Le pape doit non seulement éviter de fourrer son nez dans les nominations des évêques et dans l'autorisation ecclésiastique pour l'enseignement de la théologie, mais il doit aussi se limiter dans son enseignement. «La conscience individuelle n'est pas un substitut au Magistère pontifical»; au contraire, selon les signataires, «le Magistère est lié - dans son interprétation de la vérité - également à la conscience individuelle des croyants. Neutraliser la tension entre doctrine et conscience signifie nier la dignité de la conscience». Dans le collimateur, au premier plan, il ne pouvait y avoir qu'Humanae vitae:
«De l'avis de nombreuses personnes appartenant à l'Église, la règle sanctionnée par l'encyclique Humanae vitae de 1968 sur la régulation des naissances représente simplement une orientation qui ne remplace pas la responsabilité de la conscience des fidèles. Beaucoup d'évêques.... et de moralistes considèrent que cette position est défendue à juste titre par de nombreux chrétiens et chrétiennes parce qu'ils sont convaincus que la dignité de la conscience ne consiste pas seulement dans l'obéissance, mais aussi et surtout dans la responsabilité. Un pape qui, dans ses discours, se réclame de plus en plus de la responsabilité des chrétiens et des chrétiennes dans le cadre de l'agir intramondain, ne devrait pas systématiquement négliger cette exigence sur un point aussi grave».

Sur ce point aussi, Ratzinger a répondu avec une extrême clarté dans l'Instruction qui vient d'être mentionnée, en rappelant que «le devoir de suivre sa propre conscience ne peut légitimer la dissidence. Tout d'abord parce que ce devoir s'exerce lorsque la conscience éclaire le jugement pratique en vue d'une décision à prendre, alors qu'il s'agit ici de la vérité d'un énoncé doctrinal». En d'autres termes: sur les énoncés doctrinaux, on ne donne pas de jugement pratique, mais l'adhésion de l'intellect et de la volonté. «En outre parce que si le théologien, comme tout croyant, doit suivre sa conscience, il est aussi tenu de la former. La conscience n'est pas une faculté indépendante et infaillible.... La conscience droite est... dûment éclairée par la foi et par la loi morale objective».
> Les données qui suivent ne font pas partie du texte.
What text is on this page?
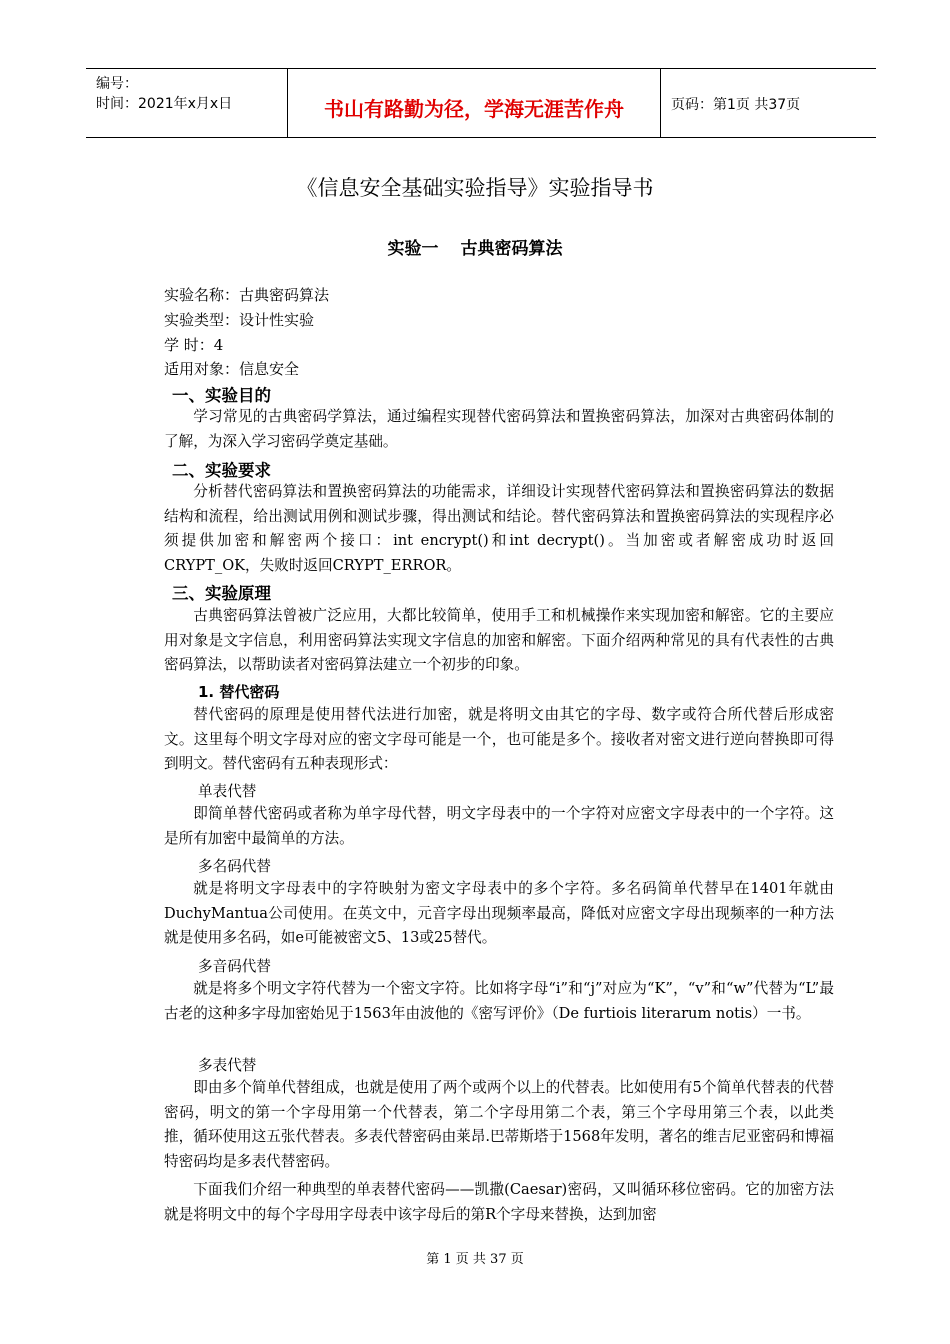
编号：
时间：2021年x月x日	书山有路勤为径，学海无涯苦作舟	页码：第1页 共37页
《信息安全基础实验指导》实验指导书
实验一 古典密码算法
实验名称：古典密码算法
实验类型：设计性实验
学 时：4
适用对象：信息安全
一、实验目的
学习常见的古典密码学算法，通过编程实现替代密码算法和置换密码算法，加深对古典密码体制的了解，为深入学习密码学奠定基础。
二、实验要求
分析替代密码算法和置换密码算法的功能需求，详细设计实现替代密码算法和置换密码算法的数据结构和流程，给出测试用例和测试步骤，得出测试和结论。替代密码算法和置换密码算法的实现程序必须提供加密和解密两个接口：int encrypt()和int decrypt()。当加密或者解密成功时返回CRYPT_OK，失败时返回CRYPT_ERROR。
三、实验原理
古典密码算法曾被广泛应用，大都比较简单，使用手工和机械操作来实现加密和解密。它的主要应用对象是文字信息，利用密码算法实现文字信息的加密和解密。下面介绍两种常见的具有代表性的古典密码算法，以帮助读者对密码算法建立一个初步的印象。
1. 替代密码
替代密码的原理是使用替代法进行加密，就是将明文由其它的字母、数字或符合所代替后形成密文。这里每个明文字母对应的密文字母可能是一个，也可能是多个。接收者对密文进行逆向替换即可得到明文。替代密码有五种表现形式：
单表代替
即简单替代密码或者称为单字母代替，明文字母表中的一个字符对应密文字母表中的一个字符。这是所有加密中最简单的方法。
多名码代替
就是将明文字母表中的字符映射为密文字母表中的多个字符。多名码简单代替早在1401年就由DuchyMantua公司使用。在英文中，元音字母出现频率最高，降低对应密文字母出现频率的一种方法就是使用多名码，如e可能被密文5、13或25替代。
多音码代替
就是将多个明文字符代替为一个密文字符。比如将字母“i”和“j”对应为“K”，“v”和“w”代替为“L”最古老的这种多字母加密始见于1563年由波他的《密写评价》（De furtiois literarum notis）一书。
多表代替
即由多个简单代替组成，也就是使用了两个或两个以上的代替表。比如使用有5个简单代替表的代替密码，明文的第一个字母用第一个代替表，第二个字母用第二个表，第三个字母用第三个表，以此类推，循环使用这五张代替表。多表代替密码由莱昂.巴蒂斯塔于1568年发明，著名的维吉尼亚密码和博福特密码均是多表代替密码。
下面我们介绍一种典型的单表替代密码——凯撒(Caesar)密码，又叫循环移位密码。它的加密方法就是将明文中的每个字母用字母表中该字母后的第R个字母来替换，达到加密
第 1 页 共 37 页
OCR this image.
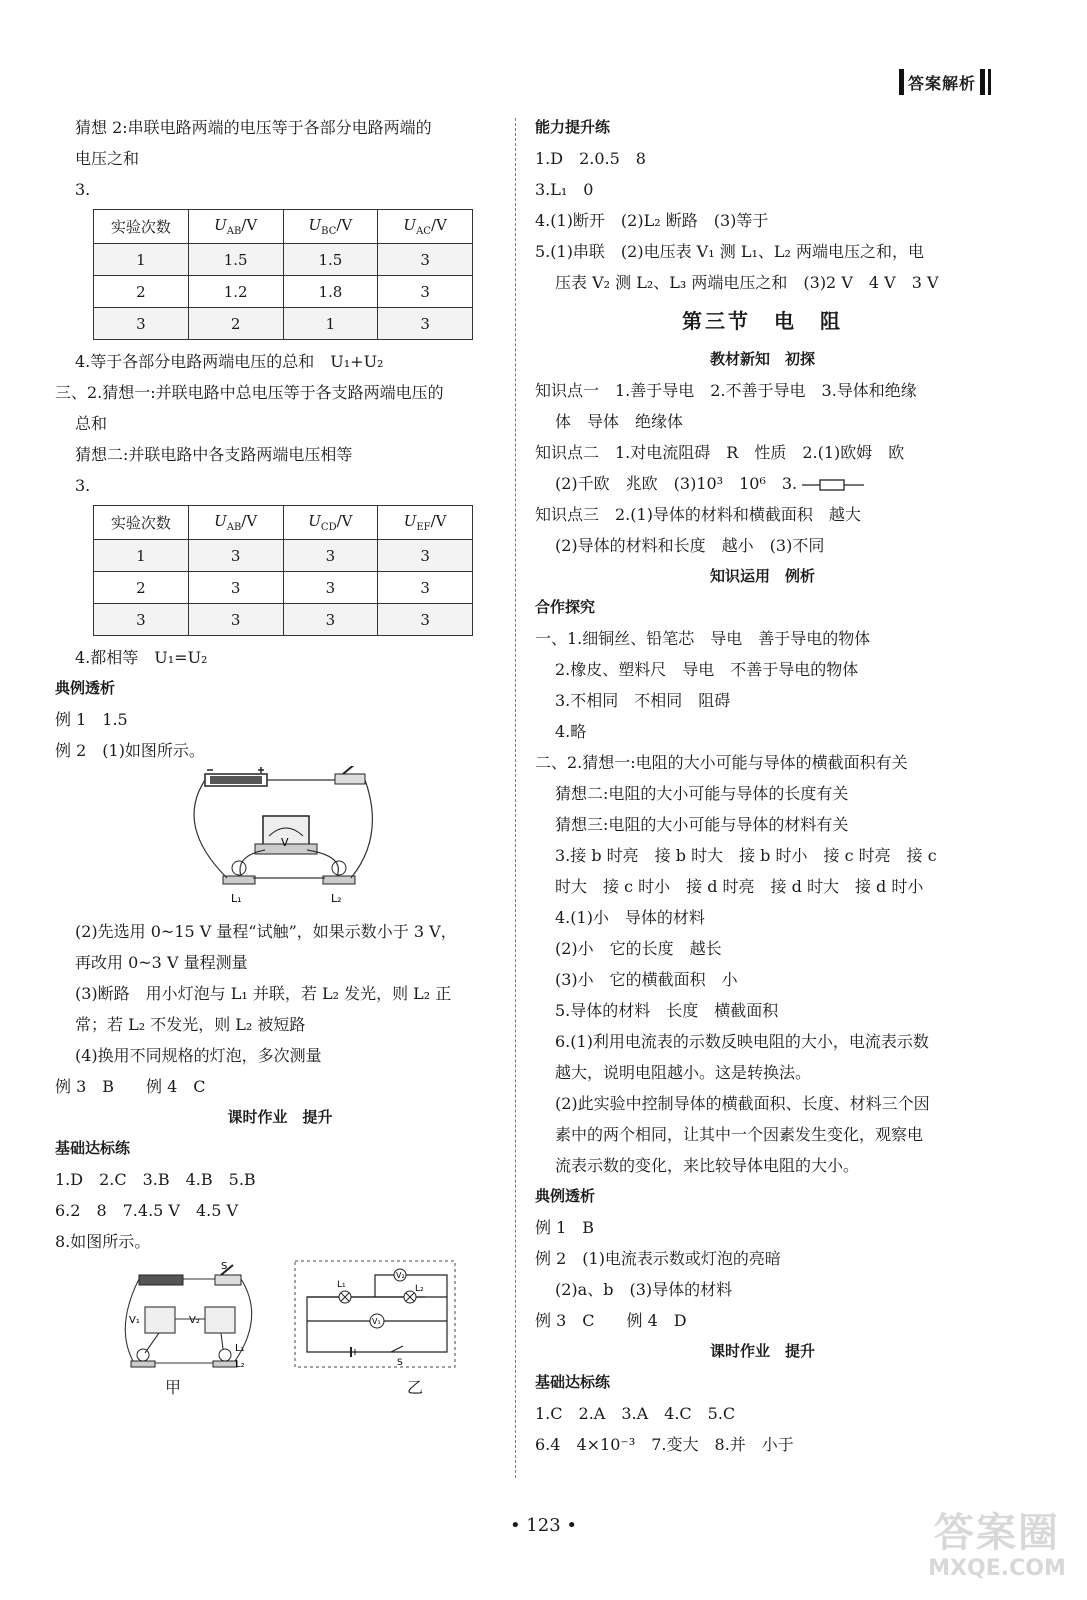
答案解析
猜想 2:串联电路两端的电压等于各部分电路两端的
电压之和
3.
实验次数	$U_{AB}/V$	$U_{BC}/V$	$U_{AC}/V$
1	1.5	1.5	3
2	1.2	1.8	3
3	2	1	3
4.等于各部分电路两端电压的总和　U₁+U₂
三、2.猜想一:并联电路中总电压等于各支路两端电压的
总和
猜想二:并联电路中各支路两端电压相等
3.
实验次数	$U_{AB}/V$	$U_{CD}/V$	$U_{EF}/V$
1	3	3	3
2	3	3	3
3	3	3	3
4.都相等　U₁=U₂
典例透析
例 1　1.5
例 2　(1)如图所示。
V
L₁	L₂
(2)先选用 0~15 V 量程“试触”，如果示数小于 3 V，
再改用 0~3 V 量程测量
(3)断路　用小灯泡与 L₁ 并联，若 L₂ 发光，则 L₂ 正
常；若 L₂ 不发光，则 L₂ 被短路
(4)换用不同规格的灯泡，多次测量
例 3　B　　例 4　C
课时作业　提升
基础达标练
1.D　2.C　3.B　4.B　5.B
6.2　8　7.4.5 V　4.5 V
8.如图所示。
S
V₁	V₂
L₁
L₂
V₂
L₁	L₂
V₁
S
甲	乙
能力提升练
1.D　2.0.5　8
3.L₁　0
4.(1)断开　(2)L₂ 断路　(3)等于
5.(1)串联　(2)电压表 V₁ 测 L₁、L₂ 两端电压之和，电
压表 V₂ 测 L₂、L₃ 两端电压之和　(3)2 V　4 V　3 V
第三节　电　阻
教材新知　初探
知识点一　1.善于导电　2.不善于导电　3.导体和绝缘
体　导体　绝缘体
知识点二　1.对电流阻碍　R　性质　2.(1)欧姆　欧
(2)千欧　兆欧　(3)10³　10⁶　3.
知识点三　2.(1)导体的材料和横截面积　越大
(2)导体的材料和长度　越小　(3)不同
知识运用　例析
合作探究
一、1.细铜丝、铅笔芯　导电　善于导电的物体
2.橡皮、塑料尺　导电　不善于导电的物体
3.不相同　不相同　阻碍
4.略
二、2.猜想一:电阻的大小可能与导体的横截面积有关
猜想二:电阻的大小可能与导体的长度有关
猜想三:电阻的大小可能与导体的材料有关
3.接 b 时亮　接 b 时大　接 b 时小　接 c 时亮　接 c
时大　接 c 时小　接 d 时亮　接 d 时大　接 d 时小
4.(1)小　导体的材料
(2)小　它的长度　越长
(3)小　它的横截面积　小
5.导体的材料　长度　横截面积
6.(1)利用电流表的示数反映电阻的大小，电流表示数
越大，说明电阻越小。这是转换法。
(2)此实验中控制导体的横截面积、长度、材料三个因
素中的两个相同，让其中一个因素发生变化，观察电
流表示数的变化，来比较导体电阻的大小。
典例透析
例 1　B
例 2　(1)电流表示数或灯泡的亮暗
(2)a、b　(3)导体的材料
例 3　C　　例 4　D
课时作业　提升
基础达标练
1.C　2.A　3.A　4.C　5.C
6.4　4×10⁻³　7.变大　8.并　小于
• 123 •	答案圈
MXQE.COM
Il ne fait aucun doute que ces théologiens ont été choisis pour leur conformité avec les slogans fréquents du cours ecclésial actuel, que l'on retrouve explicitement dans la clôture de la Déclaration de Cologne: l'Église «n'est pas une ville assiégée et contrainte d'élever encore plus ses remparts, se défendant avec force contre ce qui est à l'intérieur et à l'extérieur»; "la défense des églises pauvres, la libération des églises aisées de leurs collets, et la promotion de l'unité de l'Eglise sont des finalités que nous comprenons et pour lesquelles nous nous impliquons»; l'Église «n'a pas pour tâche d'exacerber les conflits d'importance secondaire en éludant toute tentative de dialogue, ni de les trancher unilatéralement en recourant aux instruments du Magistère».
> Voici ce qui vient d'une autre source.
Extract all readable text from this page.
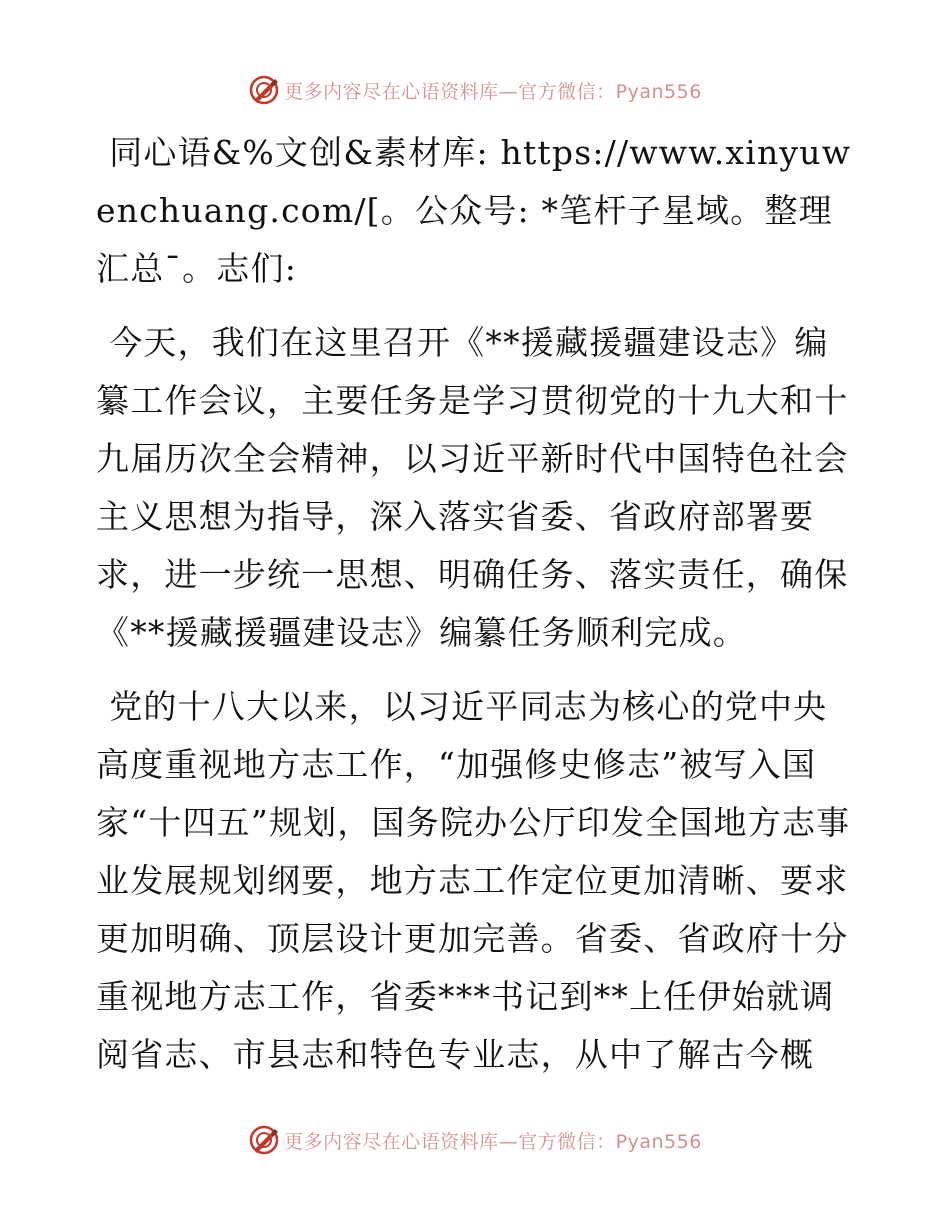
更多内容尽在心语资料库—官方微信：Pyan556

同心语&%文创&素材库: https://www.xinyuwenchuang.com/[。公众号: *笔杆子星域。整理汇总¯。志们:

今天，我们在这里召开《**援藏援疆建设志》编纂工作会议，主要任务是学习贯彻党的十九大和十九届历次全会精神，以习近平新时代中国特色社会主义思想为指导，深入落实省委、省政府部署要求，进一步统一思想、明确任务、落实责任，确保《**援藏援疆建设志》编纂任务顺利完成。

党的十八大以来，以习近平同志为核心的党中央高度重视地方志工作，“加强修史修志”被写入国家“十四五”规划，国务院办公厅印发全国地方志事业发展规划纲要，地方志工作定位更加清晰、要求更加明确、顶层设计更加完善。省委、省政府十分重视地方志工作，省委***书记到**上任伊始就调阅省志、市县志和特色专业志，从中了解古今概

更多内容尽在心语资料库—官方微信：Pyan556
Reste le fait que la Déclaration de Cologne et la position de la Congrégation pour la Doctrine de la Foi, alors dirigée par Ratzinger, sont à l'opposé l'une de l'autre. Comment pouvait-on alors penser que Benoît XVI allait apporter sa contribution au soutien d'une œuvre qui entend faire preuve de continuité en faisant appel aux partisans de l'opposition et de la contestation? Viganò espérait-il une distraction du Pape émérite ou peut-être, dans sa lettre - qui n'a pas encore été rendue publique - jouait-il la carte "morale" d'une demande du Pape François lui-même?
L'embrouille qui a suivi la "démission non-démission" de Viganò, montre très clairement que ce dernier n'a pas agi motu proprio.